"En la noche del martes se detectó en esa Unidad un intento de fuga que fue desactivado. A partir de allí hubo mucha tensión hasta ayer miércoles por la tarde, cuando en una requisa se detectó que uno de los reclusos tenía un teléfono celular", explicó Bergés. "un aparato de estas características no puede existir en manos de los internos. Todo eso hizo que se alteraran algunos de ellos y se produjo una escaramuza con los guardias que incluyó una quema de colchones".
"Cuando los oficiales acudieron a apagar el incendio hubo más ataques de los reclusos", indicó. El jefe de Unidades de Detención aclaró que los cuatro oficiales involucrados en los enfrentamientos no resultaron con heridas de consideración y ya están trabajando nuevamente en el penal. En tanto fueron cinco los reclusos que presentaron heridas.

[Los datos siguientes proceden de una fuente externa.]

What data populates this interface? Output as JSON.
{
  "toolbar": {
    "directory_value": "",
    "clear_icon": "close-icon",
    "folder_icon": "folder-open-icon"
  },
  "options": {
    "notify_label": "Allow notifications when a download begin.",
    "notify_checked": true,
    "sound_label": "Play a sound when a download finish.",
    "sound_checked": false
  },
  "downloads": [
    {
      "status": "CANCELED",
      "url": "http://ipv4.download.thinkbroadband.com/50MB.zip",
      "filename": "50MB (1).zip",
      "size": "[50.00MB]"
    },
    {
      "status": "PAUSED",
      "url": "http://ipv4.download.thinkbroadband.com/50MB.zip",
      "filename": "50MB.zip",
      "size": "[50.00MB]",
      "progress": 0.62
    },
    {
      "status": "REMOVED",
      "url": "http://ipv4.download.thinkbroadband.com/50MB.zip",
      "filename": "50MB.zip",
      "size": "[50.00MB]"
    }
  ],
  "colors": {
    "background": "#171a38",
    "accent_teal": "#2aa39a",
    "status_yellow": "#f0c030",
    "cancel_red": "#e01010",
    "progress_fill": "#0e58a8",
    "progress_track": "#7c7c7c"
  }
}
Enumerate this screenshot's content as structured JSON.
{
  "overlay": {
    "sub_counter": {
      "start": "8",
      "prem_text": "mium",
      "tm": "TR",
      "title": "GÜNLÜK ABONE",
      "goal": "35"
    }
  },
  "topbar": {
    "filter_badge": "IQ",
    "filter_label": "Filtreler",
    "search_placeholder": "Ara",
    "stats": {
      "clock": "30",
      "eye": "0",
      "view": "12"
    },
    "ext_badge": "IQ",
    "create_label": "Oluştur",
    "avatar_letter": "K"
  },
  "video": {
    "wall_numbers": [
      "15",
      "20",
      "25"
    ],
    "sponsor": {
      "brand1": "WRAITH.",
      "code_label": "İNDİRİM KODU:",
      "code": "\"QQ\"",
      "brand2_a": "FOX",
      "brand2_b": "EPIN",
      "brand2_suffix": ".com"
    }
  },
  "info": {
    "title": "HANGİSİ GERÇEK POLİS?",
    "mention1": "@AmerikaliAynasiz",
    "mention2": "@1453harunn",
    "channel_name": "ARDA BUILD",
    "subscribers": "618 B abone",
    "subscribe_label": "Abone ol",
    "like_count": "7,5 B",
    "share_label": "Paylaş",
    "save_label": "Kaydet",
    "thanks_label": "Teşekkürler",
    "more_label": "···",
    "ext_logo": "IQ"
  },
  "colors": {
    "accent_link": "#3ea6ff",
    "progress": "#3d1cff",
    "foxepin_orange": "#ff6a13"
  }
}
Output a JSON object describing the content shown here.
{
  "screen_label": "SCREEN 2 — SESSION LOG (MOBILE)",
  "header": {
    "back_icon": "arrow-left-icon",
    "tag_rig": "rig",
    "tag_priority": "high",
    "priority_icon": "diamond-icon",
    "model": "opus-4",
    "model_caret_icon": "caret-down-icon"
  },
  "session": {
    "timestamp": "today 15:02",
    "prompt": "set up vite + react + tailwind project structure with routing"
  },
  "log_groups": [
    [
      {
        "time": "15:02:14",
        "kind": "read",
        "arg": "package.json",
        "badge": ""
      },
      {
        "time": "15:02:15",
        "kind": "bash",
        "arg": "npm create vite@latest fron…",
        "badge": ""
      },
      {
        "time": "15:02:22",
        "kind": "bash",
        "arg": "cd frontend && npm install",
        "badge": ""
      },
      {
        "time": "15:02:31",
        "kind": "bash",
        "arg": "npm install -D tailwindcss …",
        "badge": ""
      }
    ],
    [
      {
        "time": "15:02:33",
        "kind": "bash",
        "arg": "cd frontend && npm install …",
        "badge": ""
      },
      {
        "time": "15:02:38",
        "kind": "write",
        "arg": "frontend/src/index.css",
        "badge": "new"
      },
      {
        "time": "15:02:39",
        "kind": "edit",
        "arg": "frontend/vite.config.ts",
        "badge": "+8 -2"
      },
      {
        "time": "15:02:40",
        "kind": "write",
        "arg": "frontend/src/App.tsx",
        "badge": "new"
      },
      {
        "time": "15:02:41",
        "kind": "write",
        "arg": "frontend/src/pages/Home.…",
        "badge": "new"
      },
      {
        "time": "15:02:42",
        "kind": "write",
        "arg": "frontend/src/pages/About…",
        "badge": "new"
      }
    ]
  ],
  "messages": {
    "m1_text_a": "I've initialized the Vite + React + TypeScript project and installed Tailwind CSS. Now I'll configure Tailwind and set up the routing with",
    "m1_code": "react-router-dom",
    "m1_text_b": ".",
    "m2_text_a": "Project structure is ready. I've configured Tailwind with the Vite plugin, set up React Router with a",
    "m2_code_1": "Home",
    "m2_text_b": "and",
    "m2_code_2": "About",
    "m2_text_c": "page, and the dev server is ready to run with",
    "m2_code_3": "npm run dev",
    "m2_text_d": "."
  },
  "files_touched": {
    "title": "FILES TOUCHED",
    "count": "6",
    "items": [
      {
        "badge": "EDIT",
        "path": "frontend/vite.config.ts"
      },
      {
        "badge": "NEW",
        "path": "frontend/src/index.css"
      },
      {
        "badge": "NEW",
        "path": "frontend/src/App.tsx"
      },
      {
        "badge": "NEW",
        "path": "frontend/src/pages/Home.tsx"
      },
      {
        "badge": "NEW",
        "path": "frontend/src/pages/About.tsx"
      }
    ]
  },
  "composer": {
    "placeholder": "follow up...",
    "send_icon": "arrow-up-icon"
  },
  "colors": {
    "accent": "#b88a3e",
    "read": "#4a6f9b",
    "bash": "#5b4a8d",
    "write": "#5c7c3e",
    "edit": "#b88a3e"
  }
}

Trascendidos indican que autoridades de Seguridad de la provincia están evaluando realizar algún traslado luego de este incidente, sobre todo teniendo en cuenta que los internos de la 32 no son zapalinos en su mayoría.
"Hemos trabajado mucho para que este tipo de situaciones no se produzca. Algunos de los internos no entienden que tienen que empezar a cambiar", concluyó Bergés.